Sayı 9, Kasım 2014
Sevgili ibrettaşlarım ve ibret olmayan arkadaşlarım,
Çoğu internet sitesinde, “Körlere Nasıl Davranmalıyız?”, “Sağırlara Su İçirmenin 10 Altın Kuralı” veya “Özel Gereksinimlilere Pasta Yedirme Rehberi” gibi abuk yazılar yer alıyor. Ben de her zaman olduğu gibi yapılmaması gerekenler yerine yapılması gerekenleri ibretçe anlatacağım. Öncelikle sakatlar hakkında doğru bilinen yarım yamalak inanış ve tespitlerden bahsedeceğim ve sonrasında da bir davranma kılavuzu oluşturacağım.

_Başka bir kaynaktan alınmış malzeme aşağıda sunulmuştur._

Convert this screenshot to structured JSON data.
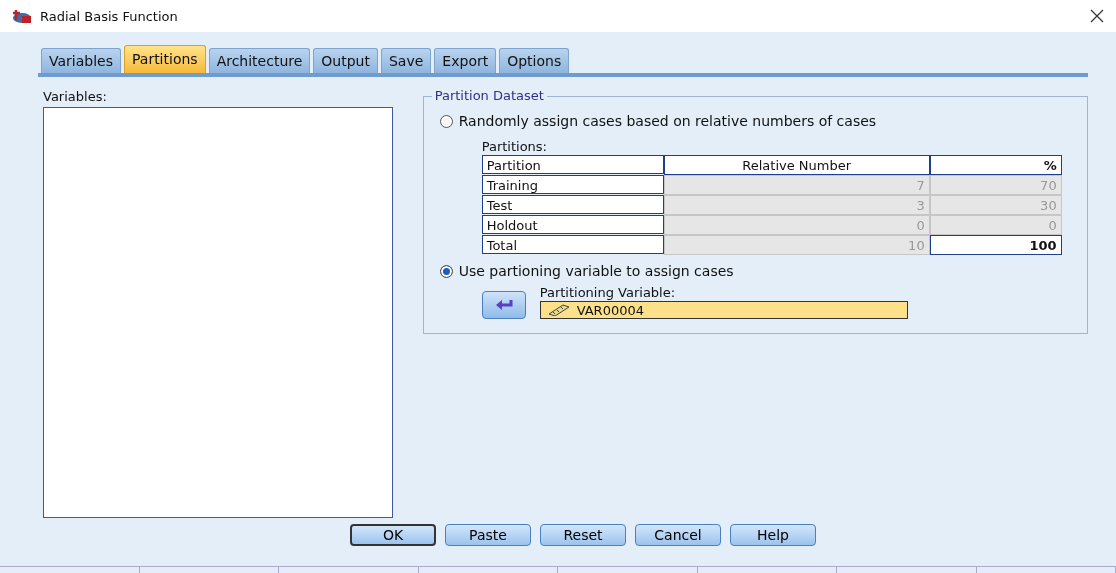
{
  "window": {
    "title": "Radial Basis Function"
  },
  "tabs": [
    {
      "label": "Variables",
      "selected": false
    },
    {
      "label": "Partitions",
      "selected": true
    },
    {
      "label": "Architecture",
      "selected": false
    },
    {
      "label": "Output",
      "selected": false
    },
    {
      "label": "Save",
      "selected": false
    },
    {
      "label": "Export",
      "selected": false
    },
    {
      "label": "Options",
      "selected": false
    }
  ],
  "variables_list": {
    "label": "Variables:"
  },
  "partition_dataset": {
    "title": "Partition Dataset",
    "options": [
      {
        "label": "Randomly assign cases based on relative numbers of cases",
        "selected": false
      },
      {
        "label": "Use partioning variable to assign cases",
        "selected": true
      }
    ],
    "table": {
      "label": "Partitions:",
      "columns": [
        "Partition",
        "Relative Number",
        "%"
      ],
      "rows": [
        {
          "cells": [
            "Training",
            "7",
            "70"
          ],
          "disabled": true,
          "total": false
        },
        {
          "cells": [
            "Test",
            "3",
            "30"
          ],
          "disabled": true,
          "total": false
        },
        {
          "cells": [
            "Holdout",
            "0",
            "0"
          ],
          "disabled": true,
          "total": false
        },
        {
          "cells": [
            "Total",
            "10",
            "100"
          ],
          "disabled": true,
          "total": true
        }
      ]
    },
    "partitioning_variable": {
      "label": "Partitioning Variable:",
      "value": "VAR00004"
    }
  },
  "buttons": [
    {
      "label": "OK",
      "default": true
    },
    {
      "label": "Paste",
      "default": false
    },
    {
      "label": "Reset",
      "default": false
    },
    {
      "label": "Cancel",
      "default": false
    },
    {
      "label": "Help",
      "default": false
    }
  ]
}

Girişi kısa tutalım, işte doğru bilinen yarım yamalaklar
1) “Özürlüler cennete gidecekler, kendimizi onlara sevdirirsek bizi de aldırırlar.” : İşte bu inanış en tehlikeli olanıdır. Bazıları var ki bundan ne hesap tarifeleri ne grafikler çıkarıyor. Bir köre yardım etmek 70 şehit sevabı veya bir sakatla 40 adım yürümek cennette bir ağaç kazandırıyormuş. Arkadaşlar biz cennet vaadi almadık, kimin nereye gideceğine Allah karar verecek. O yüzden kurcalamayın. Ama üzülmeyin cennette kırk ağacınız olmasa da size Manisa Kırkağaç Köfte ısmarlayabiliriz, ibret tesellisi.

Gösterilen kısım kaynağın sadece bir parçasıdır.